-Rich Small, EVP, Hunter
-Tabitha Rodges, enterprise account partner, Quid
In this fast-paced world, staying ahead of the competition requires more than just intuition and guesswork. A powerful weapon that must be in a PR pro’s arsenal is predictive insights. They can revolutionize a brand’s strategies and give communicators the tools and resources to anticipate market trends and consumer behavior, improve decision-making, optimize media outreach and manage crises better.
So, how can you make informed, data-driven decisions that will set your brand apart? The pair of speakers who joined this recent webcast provide that guidance.
Looking back to look ahead
“Looking at current trends and going back to past data to help predict what the future might look like is useful,” says Hunter’s Rich Small, “not only in planning, but everyday work.”
Predictive insights can help inform media strategies based on past coverage and sentiment shifts, he notes. The process typically starts with a discovery phase of relevant topics that can illuminate “both consumer and editorial behavior.” The next phase, Small adds, involves incorporating tools “to further validate and substantiate what we're saying and make sure our predictions are pretty much on point.”
Predictive insights can also be “a game changer for planning,” Small continues, “especially when trying to figure out the whitespace for brands to enter or find a trendy topic into which you can authentically insert your brand.”
For example, when creating a specific brand strategy, Small, who works with many clients in the beauty sector, discovered skin barrier as a trending topic across multiple categories.
“It was a place that we knew we'd have to play to be successful because that's where the interest is and, ultimately, that's also what the media will want to write about,” he explains. After realizing that few people understood the subject, the brand decided to “educate in a different way or come up with some bigger campaign idea that will be a bit more disruptive.”
The webcast did not go very long before TikTok came up prominently. Small deems the platform to be an invaluable tool for predictive insights.
“It's basically Gen Z's search engine of choice, where everyone's going to discover things, where they're getting their content,” he asserts. In addition, “editors are going to TikTok to find out what they should be writing about because they know that's what their consumers are interested in.”
That means PR pros have to “get access to those data trends and get ahead of it versus waiting to discover that trend at the same time editors might.”
Navigating crisis and conflict
The beauty industry consistently faces crises about ingredients and recalls, “which is obviously impacting consumer trust overall,” Small says.
For example, he recalls a particular brand leader in the space who received the bulk of negative coverage for a potentially dangerous ingredient.
“The first step we took to help them understand how they should map out their crisis strategy and start thinking about rebuilding the trust that may have been lost was to go back and look at the trajectory of the crisis,” explains Small. During the three key phases – the initial call out, consumer lawsuits and settlement – the brand saw “a spike in coverage and a shift in sentiment,” he adds, noting they could predict a similar trajectory after future announcements.

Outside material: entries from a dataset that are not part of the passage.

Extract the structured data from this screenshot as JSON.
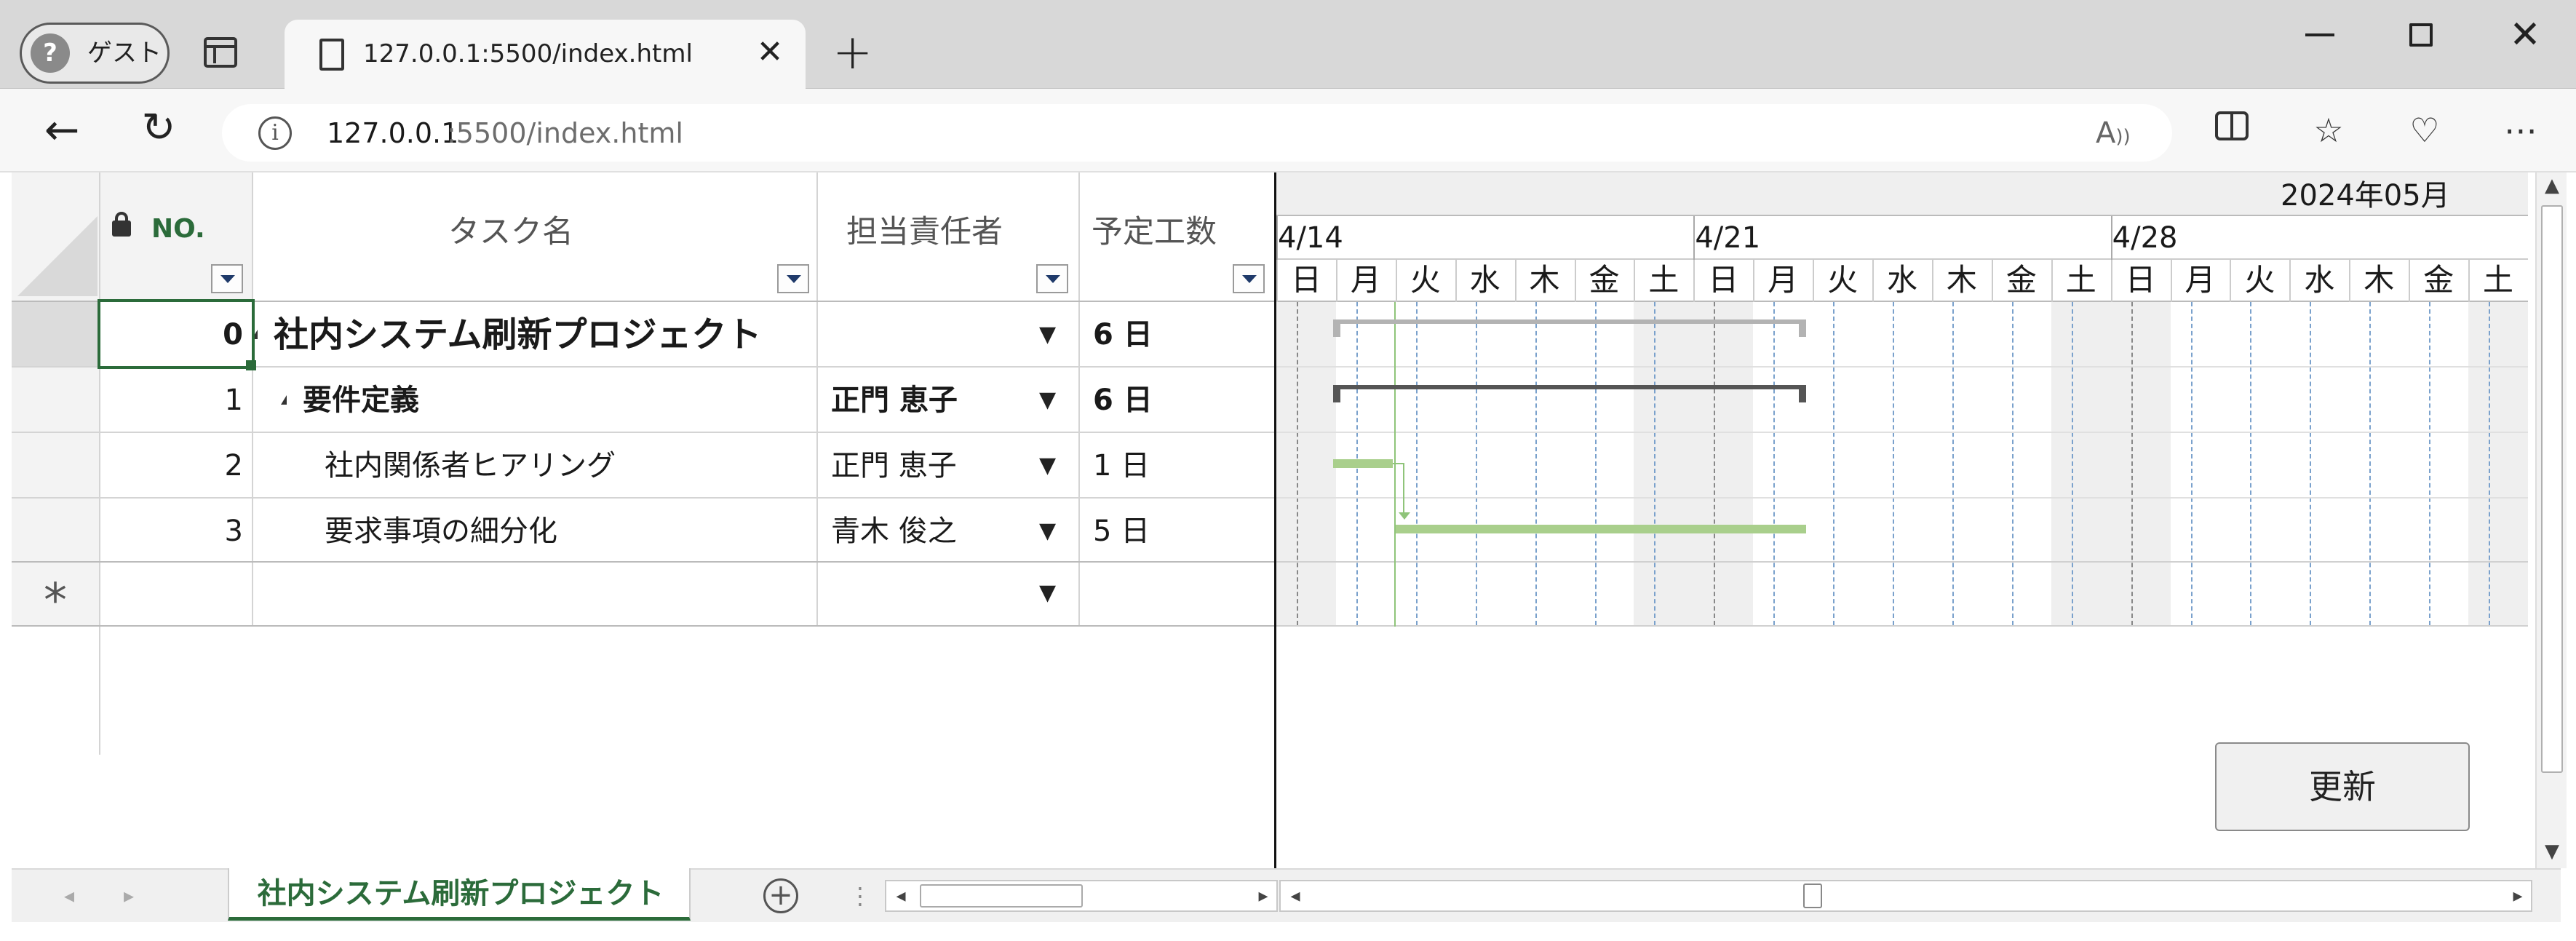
{
  "browser": {
    "guest_label": "ゲスト",
    "tab_title": "127.0.0.1:5500/index.html",
    "url_host": "127.0.0.1",
    "url_rest": ":5500/index.html"
  },
  "grid": {
    "columns": {
      "no": "NO.",
      "task_name": "タスク名",
      "assignee": "担当責任者",
      "effort": "予定工数"
    },
    "rows": [
      {
        "no": "0",
        "task": "社内システム刷新プロジェクト",
        "assignee": "",
        "effort": "6 日"
      },
      {
        "no": "1",
        "task": "要件定義",
        "assignee": "正門 恵子",
        "effort": "6 日"
      },
      {
        "no": "2",
        "task": "社内関係者ヒアリング",
        "assignee": "正門 恵子",
        "effort": "1 日"
      },
      {
        "no": "3",
        "task": "要求事項の細分化",
        "assignee": "青木 俊之",
        "effort": "5 日"
      }
    ],
    "new_row_marker": "*"
  },
  "gantt": {
    "month_label": "2024年05月",
    "weeks": [
      "4/14",
      "4/21",
      "4/28"
    ],
    "days": [
      "日",
      "月",
      "火",
      "水",
      "木",
      "金",
      "土",
      "日",
      "月",
      "火",
      "水",
      "木",
      "金",
      "土",
      "日",
      "月",
      "火",
      "水",
      "木",
      "金",
      "土"
    ],
    "bar_colors": {
      "summary": "#b3b3b3",
      "group": "#555555",
      "task": "#a9cf8c"
    }
  },
  "update_button": "更新",
  "sheet_tab": "社内システム刷新プロジェクト",
  "icons": [
    "question-icon",
    "tabs-icon",
    "doc-icon",
    "close-icon",
    "plus-icon",
    "back-icon",
    "reload-icon",
    "info-icon",
    "read-aloud-icon",
    "split-icon",
    "favorites-icon",
    "health-icon",
    "more-icon",
    "lock-icon",
    "filter-icon",
    "add-sheet-icon"
  ]
}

The good news: The negative coverage was short-lived so rather than jumping into the fray, it was important for the brand to prioritize trust-building instead, counsels Small. Competitors had avoided negative coverage by “moving on with their big campaigns and talking about consumers and the way they had been in the past,” he adds, which is why the brand chose to return to campaign mode and highlight why it was the market leader.

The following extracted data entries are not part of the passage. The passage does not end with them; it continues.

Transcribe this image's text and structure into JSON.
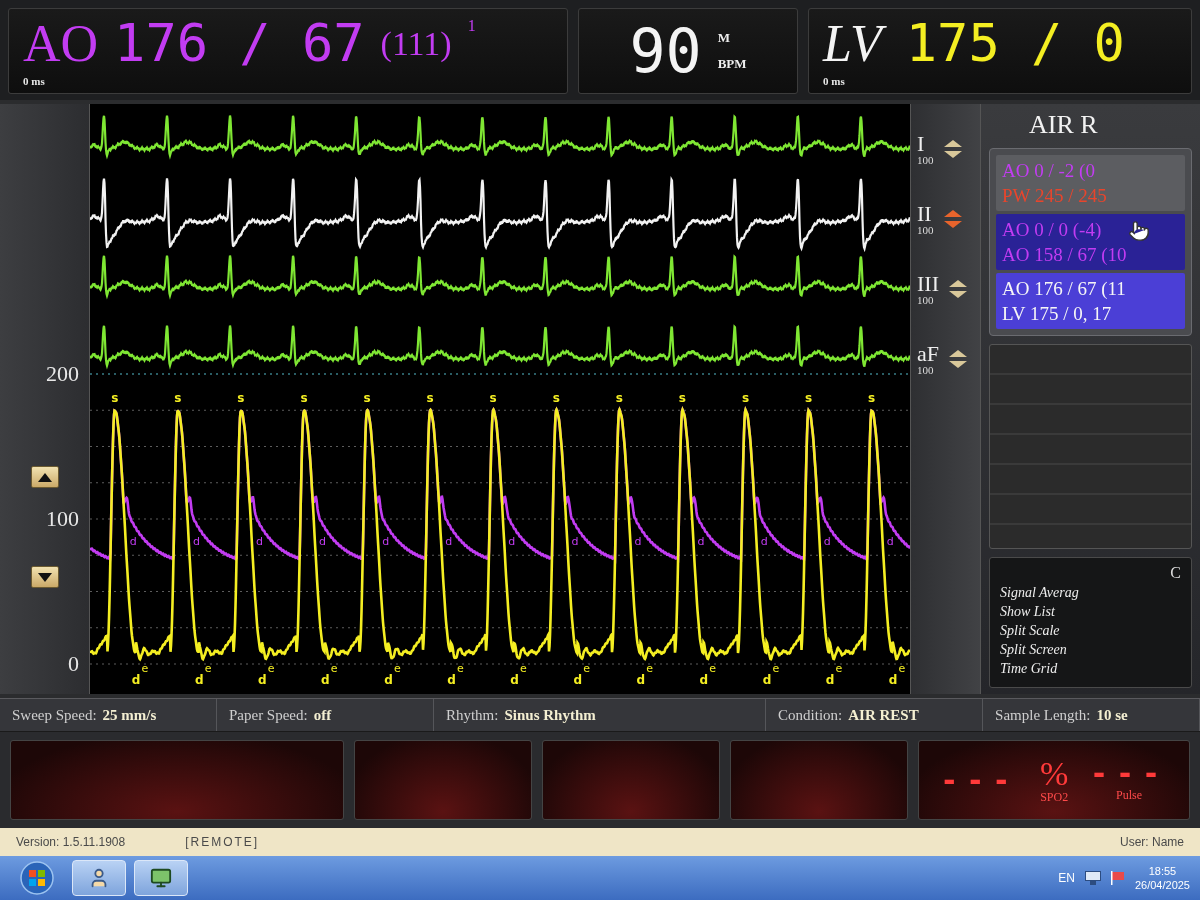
{
  "readouts": [
    {
      "kind": "pressure",
      "channel": {
        "text": "AO",
        "color": "#c23cf2"
      },
      "reading": {
        "text": "176 / 67",
        "color": "#c23cf2"
      },
      "mean": "(111)",
      "index": "1",
      "delay": "0 ms"
    },
    {
      "kind": "rate",
      "value": "90",
      "source": "M",
      "unit": "BPM"
    },
    {
      "kind": "pressure",
      "channel": {
        "text": "LV",
        "color": "#f4f4f4"
      },
      "reading": {
        "text": "175 / 0",
        "color": "#f4ee22"
      },
      "delay": "0 ms"
    }
  ],
  "scale": {
    "ticks": [
      "200",
      "100",
      "0"
    ]
  },
  "leads": [
    {
      "name": "I",
      "gain": "100",
      "color": "#7fe733",
      "selected": false
    },
    {
      "name": "II",
      "gain": "100",
      "color": "#f2f2f2",
      "selected": true
    },
    {
      "name": "III",
      "gain": "100",
      "color": "#7fe733",
      "selected": false
    },
    {
      "name": "aF",
      "gain": "100",
      "color": "#7fe733",
      "selected": false
    }
  ],
  "pressure_traces": [
    {
      "kind": "aortic",
      "color": "#c23cf2"
    },
    {
      "kind": "ventricular",
      "color": "#f4ee22"
    }
  ],
  "beats": [
    {
      "peak": "s",
      "notch": "d",
      "trough": "d",
      "end": "e"
    },
    {
      "peak": "s",
      "notch": "d",
      "trough": "d",
      "end": "e"
    },
    {
      "peak": "s",
      "notch": "d",
      "trough": "d",
      "end": "e"
    },
    {
      "peak": "s",
      "notch": "d",
      "trough": "d",
      "end": "e"
    },
    {
      "peak": "s",
      "notch": "d",
      "trough": "d",
      "end": "e"
    },
    {
      "peak": "s",
      "notch": "d",
      "trough": "d",
      "end": "e"
    },
    {
      "peak": "s",
      "notch": "d",
      "trough": "d",
      "end": "e"
    },
    {
      "peak": "s",
      "notch": "d",
      "trough": "d",
      "end": "e"
    },
    {
      "peak": "s",
      "notch": "d",
      "trough": "d",
      "end": "e"
    },
    {
      "peak": "s",
      "notch": "d",
      "trough": "d",
      "end": "e"
    },
    {
      "peak": "s",
      "notch": "d",
      "trough": "d",
      "end": "e"
    },
    {
      "peak": "s",
      "notch": "d",
      "trough": "d",
      "end": "e"
    },
    {
      "peak": "s",
      "notch": "d",
      "trough": "d",
      "end": "e"
    }
  ],
  "panel": {
    "title": "AIR R",
    "groups": [
      {
        "selected": false,
        "hovered": false,
        "items": [
          {
            "label": "AO 0 / -2 (0",
            "color": "#c23cf2"
          },
          {
            "label": "PW 245 / 245",
            "color": "#e8452c"
          }
        ]
      },
      {
        "selected": false,
        "hovered": true,
        "items": [
          {
            "label": "AO 0 / 0 (-4)",
            "color": "#c23cf2"
          },
          {
            "label": "AO 158 / 67 (10",
            "color": "#c23cf2"
          }
        ]
      },
      {
        "selected": true,
        "hovered": false,
        "items": [
          {
            "label": "AO 176 / 67 (11"
          },
          {
            "label": "LV 175 / 0, 17"
          }
        ]
      }
    ],
    "options_title": "C",
    "options": [
      "Signal Averag",
      "Show List",
      "Split Scale",
      "Split Screen",
      "Time Grid"
    ]
  },
  "info_bar": [
    {
      "label": "Sweep Speed:",
      "value": "25 mm/s"
    },
    {
      "label": "Paper Speed:",
      "value": "off"
    },
    {
      "label": "Rhythm:",
      "value": "Sinus Rhythm"
    },
    {
      "label": "Condition:",
      "value": "AIR REST"
    },
    {
      "label": "Sample Length:",
      "value": "10 se"
    }
  ],
  "displays": [
    {
      "kind": "blank"
    },
    {
      "kind": "blank"
    },
    {
      "kind": "blank"
    },
    {
      "kind": "blank"
    },
    {
      "kind": "oximetry",
      "reading": "---",
      "unit": "%",
      "label": "SPO2",
      "pulse_reading": "---",
      "pulse_label": "Pulse"
    }
  ],
  "status_bar": {
    "version": "Version: 1.5.11.1908",
    "mode": "[REMOTE]",
    "user": "User: Name"
  },
  "taskbar": {
    "language": "EN",
    "time": "18:55",
    "date": "26/04/2025"
  }
}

With data-driven crisis management, it’s important to have benchmarks and an understanding of the average brand sentiment.

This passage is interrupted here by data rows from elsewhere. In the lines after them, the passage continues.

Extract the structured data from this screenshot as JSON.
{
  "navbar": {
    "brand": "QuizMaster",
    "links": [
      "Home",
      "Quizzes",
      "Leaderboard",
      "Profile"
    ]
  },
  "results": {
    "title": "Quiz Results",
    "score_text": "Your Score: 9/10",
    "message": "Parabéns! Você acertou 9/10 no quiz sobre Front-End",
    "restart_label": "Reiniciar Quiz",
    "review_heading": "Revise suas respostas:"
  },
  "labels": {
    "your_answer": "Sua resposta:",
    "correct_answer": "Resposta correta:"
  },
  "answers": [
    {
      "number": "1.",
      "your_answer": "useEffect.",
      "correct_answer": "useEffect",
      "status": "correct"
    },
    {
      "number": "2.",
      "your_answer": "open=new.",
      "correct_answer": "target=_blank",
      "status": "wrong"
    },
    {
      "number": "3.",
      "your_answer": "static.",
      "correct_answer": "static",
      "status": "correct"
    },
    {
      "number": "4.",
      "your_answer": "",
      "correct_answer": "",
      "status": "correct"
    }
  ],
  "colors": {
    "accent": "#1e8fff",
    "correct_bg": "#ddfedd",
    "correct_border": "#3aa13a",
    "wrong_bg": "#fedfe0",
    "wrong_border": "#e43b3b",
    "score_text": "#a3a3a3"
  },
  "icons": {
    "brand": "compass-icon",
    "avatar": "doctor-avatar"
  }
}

“If something does go wrong and you see it slip down,” notes Small, “you should know that's a time that we need to be paying attention and take some action based on that shift.”
Benchmarking is critical “to know where your brand is usually swimming and trucking along that way,” adds Quid’s Tabitha Rodges. “If there is a spike or a decrease, you're definitely more proactive to it, as opposed to reactive.”
Meaning out of the metrics
Metrics such as volume and sentiment vary based on objectives. However, it's critical for brands to understand the trajectory of those metrics.
“You need some benchmark in order to add context to the bulk of coverage or the amount of coverage you may be getting,” Small explains. “Looking at ways to add that strong data to some of the recommendations that you're putting forth will be important.”
His advice: Think about how to use the tool in a more dynamic way beyond crisis or planning mode and adjust the metrics based on what you're trying to do.
While Small typically starts with a clear search goal or hypothesis, it’s important to “be open to other ways of approaching things based on what you're finding in the data,” he suggests. “Don’t always think that you have the right answer going into it.”
Keep in mind that it may take time “to get through the clutter to come up with some valuable insights,” Small continues, especially since “editors now also have so much access to data.”
It’s worth the effort though. “There's nothing more powerful than being able to tell someone something they didn't already know about their industry, about their brand,” concludes Rodges.